Reputation: 243
I'm trying to debug a very infrequent deadlock and I've narrowed it down to a problem with a pthread_mutex, which is of type 1 (recursive). I want to track down where this mutex is coming from and since all of our code uses normal mutexes, I thought it would make sense to detect when mutex type == recursive to trace it back.
I've tried setting a manual breakpoint in pthread_mutex_lock, dereferencing pthread_mutex_t via the stack pointer etc. to examine its type, but this is called millions of times and it would take forever to catch the case where mutex type == recursive.
I also tried interposing a library and replacing pthread_mutex_lock to make setting a breakpoint on the mutex type possible, but this didn't get any hits (not convinced this was catching all the calls to pthread_mutex_lock)
I get the feeling there must be a way in gdb of setting a watchpoint / conditional breakpoint for whenever pthread_mutex_lock is called with a mutex of type recursive?
Any help on the above would be greatly appreciated. Thanks in advance.
Upvotes: 0
Views: 3604
Reputation: 213375
I've narrowed it down to a problem with a pthread_mutex, which is of type 1 (recursive) ...
I want to track down where this mutex is coming from and since all of our code uses normal mutexes
Presumably you've somehow determined that your thread(s) are blocked in pthread_mutex_lock
trying to lock a recursive mutex, and you don't understand who is holding this mutex, and why.

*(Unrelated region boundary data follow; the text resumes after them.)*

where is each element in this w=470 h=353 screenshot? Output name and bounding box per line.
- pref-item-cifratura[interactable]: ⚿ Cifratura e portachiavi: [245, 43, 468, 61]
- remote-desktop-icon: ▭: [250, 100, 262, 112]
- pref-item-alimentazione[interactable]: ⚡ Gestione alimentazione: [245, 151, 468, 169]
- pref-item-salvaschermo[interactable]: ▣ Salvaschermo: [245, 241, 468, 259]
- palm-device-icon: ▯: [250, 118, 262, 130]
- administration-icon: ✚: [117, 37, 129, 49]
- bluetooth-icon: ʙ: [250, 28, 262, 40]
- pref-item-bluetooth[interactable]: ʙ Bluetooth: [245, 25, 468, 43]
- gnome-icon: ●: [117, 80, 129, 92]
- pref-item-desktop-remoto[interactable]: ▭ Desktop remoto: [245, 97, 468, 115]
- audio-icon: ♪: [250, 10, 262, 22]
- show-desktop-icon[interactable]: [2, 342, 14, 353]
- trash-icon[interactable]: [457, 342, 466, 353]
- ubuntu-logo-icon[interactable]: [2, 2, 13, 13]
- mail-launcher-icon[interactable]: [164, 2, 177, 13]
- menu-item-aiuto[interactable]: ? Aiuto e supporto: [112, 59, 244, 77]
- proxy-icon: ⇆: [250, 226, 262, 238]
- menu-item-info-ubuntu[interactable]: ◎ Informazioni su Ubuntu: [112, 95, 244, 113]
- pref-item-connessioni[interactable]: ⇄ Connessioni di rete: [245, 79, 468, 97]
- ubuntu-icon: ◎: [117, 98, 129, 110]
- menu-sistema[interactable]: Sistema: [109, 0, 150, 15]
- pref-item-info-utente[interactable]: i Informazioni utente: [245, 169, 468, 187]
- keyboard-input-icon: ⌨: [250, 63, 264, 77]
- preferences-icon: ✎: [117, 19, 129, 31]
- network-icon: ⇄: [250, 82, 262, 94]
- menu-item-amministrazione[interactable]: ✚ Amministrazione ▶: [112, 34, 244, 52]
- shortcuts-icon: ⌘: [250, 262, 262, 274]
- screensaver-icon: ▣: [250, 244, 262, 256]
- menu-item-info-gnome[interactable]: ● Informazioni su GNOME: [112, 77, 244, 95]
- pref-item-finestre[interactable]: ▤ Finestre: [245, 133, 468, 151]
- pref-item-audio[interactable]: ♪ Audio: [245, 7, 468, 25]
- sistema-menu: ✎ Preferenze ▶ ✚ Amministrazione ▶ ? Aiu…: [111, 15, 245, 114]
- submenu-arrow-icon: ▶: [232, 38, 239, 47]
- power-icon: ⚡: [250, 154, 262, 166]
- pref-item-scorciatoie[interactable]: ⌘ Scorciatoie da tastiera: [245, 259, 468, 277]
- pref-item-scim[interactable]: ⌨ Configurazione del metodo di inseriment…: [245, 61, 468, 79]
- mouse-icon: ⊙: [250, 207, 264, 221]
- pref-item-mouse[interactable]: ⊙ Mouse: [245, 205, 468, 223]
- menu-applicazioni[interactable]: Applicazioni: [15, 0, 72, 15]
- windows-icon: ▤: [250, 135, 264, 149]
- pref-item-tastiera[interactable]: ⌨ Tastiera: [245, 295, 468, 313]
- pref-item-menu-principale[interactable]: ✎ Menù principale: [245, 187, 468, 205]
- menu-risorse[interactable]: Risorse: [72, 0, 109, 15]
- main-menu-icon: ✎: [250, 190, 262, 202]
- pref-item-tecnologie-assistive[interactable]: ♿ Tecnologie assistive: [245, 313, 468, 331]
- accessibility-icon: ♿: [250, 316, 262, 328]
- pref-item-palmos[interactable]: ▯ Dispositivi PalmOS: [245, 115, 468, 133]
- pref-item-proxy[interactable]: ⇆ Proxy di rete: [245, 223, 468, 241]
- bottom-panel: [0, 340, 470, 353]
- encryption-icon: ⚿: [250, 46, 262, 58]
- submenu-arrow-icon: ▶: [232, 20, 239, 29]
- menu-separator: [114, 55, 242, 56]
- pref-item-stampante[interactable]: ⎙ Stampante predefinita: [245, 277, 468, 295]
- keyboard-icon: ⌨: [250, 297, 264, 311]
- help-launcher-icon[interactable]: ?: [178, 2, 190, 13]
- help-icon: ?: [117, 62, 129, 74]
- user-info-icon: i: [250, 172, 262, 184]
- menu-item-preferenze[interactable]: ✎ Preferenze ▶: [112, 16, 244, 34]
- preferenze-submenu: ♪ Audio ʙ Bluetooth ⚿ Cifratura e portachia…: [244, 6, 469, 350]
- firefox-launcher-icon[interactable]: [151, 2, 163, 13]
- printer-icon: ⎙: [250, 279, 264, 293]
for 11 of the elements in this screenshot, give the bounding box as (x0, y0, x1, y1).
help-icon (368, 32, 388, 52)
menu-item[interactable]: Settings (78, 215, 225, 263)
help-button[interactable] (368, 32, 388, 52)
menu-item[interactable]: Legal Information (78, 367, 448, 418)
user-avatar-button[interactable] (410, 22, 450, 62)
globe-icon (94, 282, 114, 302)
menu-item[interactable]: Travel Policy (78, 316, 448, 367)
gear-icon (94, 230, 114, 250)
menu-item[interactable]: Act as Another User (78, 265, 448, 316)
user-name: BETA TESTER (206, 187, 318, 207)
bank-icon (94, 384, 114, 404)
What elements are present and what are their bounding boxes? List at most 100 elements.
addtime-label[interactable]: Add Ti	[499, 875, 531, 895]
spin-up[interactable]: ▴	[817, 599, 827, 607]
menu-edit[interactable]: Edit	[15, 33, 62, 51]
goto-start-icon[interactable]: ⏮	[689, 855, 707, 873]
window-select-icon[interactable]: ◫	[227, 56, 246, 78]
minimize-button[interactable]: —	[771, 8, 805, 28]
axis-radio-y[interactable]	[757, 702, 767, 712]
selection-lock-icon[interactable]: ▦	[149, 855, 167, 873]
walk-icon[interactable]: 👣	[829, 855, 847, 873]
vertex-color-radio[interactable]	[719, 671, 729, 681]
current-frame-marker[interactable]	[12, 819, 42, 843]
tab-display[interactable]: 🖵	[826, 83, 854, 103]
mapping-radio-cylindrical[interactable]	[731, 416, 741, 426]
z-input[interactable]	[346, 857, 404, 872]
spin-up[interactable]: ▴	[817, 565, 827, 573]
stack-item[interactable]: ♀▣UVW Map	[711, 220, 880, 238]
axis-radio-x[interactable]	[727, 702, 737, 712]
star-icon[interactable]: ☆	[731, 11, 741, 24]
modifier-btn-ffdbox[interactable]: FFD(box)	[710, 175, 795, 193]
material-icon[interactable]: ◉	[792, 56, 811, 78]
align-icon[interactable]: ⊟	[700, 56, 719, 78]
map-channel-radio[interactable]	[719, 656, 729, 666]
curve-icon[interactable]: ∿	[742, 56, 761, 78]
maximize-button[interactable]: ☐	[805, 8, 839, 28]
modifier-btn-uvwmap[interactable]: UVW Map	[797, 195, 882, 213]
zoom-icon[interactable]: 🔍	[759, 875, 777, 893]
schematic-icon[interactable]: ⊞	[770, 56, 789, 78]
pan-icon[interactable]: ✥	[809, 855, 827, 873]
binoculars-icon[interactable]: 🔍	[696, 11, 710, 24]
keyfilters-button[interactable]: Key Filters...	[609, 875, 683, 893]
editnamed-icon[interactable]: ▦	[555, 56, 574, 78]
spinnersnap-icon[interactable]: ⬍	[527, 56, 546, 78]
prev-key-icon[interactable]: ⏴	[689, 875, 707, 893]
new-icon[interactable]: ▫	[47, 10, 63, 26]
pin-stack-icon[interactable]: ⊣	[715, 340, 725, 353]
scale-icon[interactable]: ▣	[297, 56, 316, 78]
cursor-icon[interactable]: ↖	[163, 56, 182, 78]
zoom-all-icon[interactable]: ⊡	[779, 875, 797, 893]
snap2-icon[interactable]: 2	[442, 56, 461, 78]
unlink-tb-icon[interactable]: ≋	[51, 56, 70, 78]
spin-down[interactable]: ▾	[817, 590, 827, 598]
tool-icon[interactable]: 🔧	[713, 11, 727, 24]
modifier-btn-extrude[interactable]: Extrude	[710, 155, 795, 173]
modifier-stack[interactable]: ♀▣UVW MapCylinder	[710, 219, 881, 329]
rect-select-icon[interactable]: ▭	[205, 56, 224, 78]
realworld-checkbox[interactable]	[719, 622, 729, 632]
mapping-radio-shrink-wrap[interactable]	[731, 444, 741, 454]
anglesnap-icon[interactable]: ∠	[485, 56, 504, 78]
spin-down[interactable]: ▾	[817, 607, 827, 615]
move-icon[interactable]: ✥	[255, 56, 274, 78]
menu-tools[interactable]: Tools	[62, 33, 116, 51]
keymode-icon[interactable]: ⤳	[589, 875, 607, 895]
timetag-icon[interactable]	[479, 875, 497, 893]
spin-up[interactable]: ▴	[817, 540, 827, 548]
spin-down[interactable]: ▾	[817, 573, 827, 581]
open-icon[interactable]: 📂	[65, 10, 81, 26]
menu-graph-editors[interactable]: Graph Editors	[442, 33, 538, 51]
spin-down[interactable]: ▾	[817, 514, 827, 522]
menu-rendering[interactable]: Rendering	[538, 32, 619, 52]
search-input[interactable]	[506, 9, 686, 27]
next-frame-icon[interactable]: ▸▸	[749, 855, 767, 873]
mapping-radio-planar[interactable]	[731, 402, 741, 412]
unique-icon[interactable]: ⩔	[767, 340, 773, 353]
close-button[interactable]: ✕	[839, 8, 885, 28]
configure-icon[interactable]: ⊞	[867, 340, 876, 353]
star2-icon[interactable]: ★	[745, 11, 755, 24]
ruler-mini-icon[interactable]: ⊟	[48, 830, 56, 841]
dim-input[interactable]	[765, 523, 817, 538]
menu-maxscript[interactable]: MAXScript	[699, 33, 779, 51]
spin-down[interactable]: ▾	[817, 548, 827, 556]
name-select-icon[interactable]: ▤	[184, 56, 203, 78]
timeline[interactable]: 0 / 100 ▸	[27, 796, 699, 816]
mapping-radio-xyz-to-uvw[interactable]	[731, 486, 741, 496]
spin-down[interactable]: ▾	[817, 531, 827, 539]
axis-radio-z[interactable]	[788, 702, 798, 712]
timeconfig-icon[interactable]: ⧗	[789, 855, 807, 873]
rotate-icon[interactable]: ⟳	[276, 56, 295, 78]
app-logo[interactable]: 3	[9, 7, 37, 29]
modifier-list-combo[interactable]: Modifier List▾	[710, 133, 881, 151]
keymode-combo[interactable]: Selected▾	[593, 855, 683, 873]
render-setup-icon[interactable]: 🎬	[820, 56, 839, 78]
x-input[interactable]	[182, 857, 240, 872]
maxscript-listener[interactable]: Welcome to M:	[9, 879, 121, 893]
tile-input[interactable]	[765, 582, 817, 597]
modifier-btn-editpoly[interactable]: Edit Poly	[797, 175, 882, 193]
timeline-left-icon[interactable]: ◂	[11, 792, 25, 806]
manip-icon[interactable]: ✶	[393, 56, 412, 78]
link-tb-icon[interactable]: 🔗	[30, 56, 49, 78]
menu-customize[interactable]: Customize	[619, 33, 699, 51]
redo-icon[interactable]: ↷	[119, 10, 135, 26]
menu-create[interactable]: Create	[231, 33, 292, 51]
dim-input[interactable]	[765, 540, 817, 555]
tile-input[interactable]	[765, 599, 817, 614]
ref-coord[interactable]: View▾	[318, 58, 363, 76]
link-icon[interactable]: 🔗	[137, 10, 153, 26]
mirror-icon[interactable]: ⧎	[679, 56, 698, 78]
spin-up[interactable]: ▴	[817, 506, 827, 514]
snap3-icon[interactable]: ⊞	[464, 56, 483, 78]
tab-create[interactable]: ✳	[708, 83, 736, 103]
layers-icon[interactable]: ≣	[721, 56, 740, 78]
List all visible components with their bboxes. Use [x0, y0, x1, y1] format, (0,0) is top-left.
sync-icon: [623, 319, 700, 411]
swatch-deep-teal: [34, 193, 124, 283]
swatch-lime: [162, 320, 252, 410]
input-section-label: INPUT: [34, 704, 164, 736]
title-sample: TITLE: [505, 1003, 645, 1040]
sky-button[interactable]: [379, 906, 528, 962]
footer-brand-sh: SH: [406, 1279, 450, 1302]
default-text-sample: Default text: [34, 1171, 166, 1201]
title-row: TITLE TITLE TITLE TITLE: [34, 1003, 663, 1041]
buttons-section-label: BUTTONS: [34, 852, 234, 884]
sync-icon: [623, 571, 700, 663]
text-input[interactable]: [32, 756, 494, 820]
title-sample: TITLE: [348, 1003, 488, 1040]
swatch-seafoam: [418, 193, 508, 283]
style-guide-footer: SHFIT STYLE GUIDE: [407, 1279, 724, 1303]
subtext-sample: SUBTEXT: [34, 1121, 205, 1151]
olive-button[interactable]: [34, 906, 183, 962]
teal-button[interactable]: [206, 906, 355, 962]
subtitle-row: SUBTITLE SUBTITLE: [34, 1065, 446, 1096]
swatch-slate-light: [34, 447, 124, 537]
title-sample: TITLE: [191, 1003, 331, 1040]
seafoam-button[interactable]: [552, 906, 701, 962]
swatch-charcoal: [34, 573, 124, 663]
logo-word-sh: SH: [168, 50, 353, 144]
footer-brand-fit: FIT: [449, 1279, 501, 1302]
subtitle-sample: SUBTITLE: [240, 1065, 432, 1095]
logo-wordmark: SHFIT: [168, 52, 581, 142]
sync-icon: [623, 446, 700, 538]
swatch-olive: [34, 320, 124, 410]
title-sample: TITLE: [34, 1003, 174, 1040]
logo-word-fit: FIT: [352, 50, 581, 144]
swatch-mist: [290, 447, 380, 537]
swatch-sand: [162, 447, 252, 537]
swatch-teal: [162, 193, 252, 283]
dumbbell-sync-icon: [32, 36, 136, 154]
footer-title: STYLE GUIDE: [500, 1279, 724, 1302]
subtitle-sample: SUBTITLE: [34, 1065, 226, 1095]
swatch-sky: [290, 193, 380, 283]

The stack trace leading to pthread_mutex_lock
should tell you exactly which code is trying to lock that mutex, which is all you should have to know to understand the problem.
I don't understand why you want to "catch" the pthread_mutex_lock in the act of locking that mutex, as that will likely not give you any more info than what you already have by looking at the stack after you've detected the deadlock.
In general, trying to debug mutex locking issues with GDB is futile -- the act of setting the breakpoints (or even just attaching GDB) changes timing of the operations to such an extent, that most issues never show up when running under GDB.
Upvotes: 1
Reputation: 841
You could try:
(gdb) conditional yourbreakpointid mutex.__m_kind==PTHREAD_MUTEX_RECURSIVE
Where mutex
is the name of the mutex in the scope and yourbreakpointid
the id of the breakpoint you placed in the function.
The __m_kind may change name depending on the implementation, search your distribution headers (pthread.h)if this one doesn't work.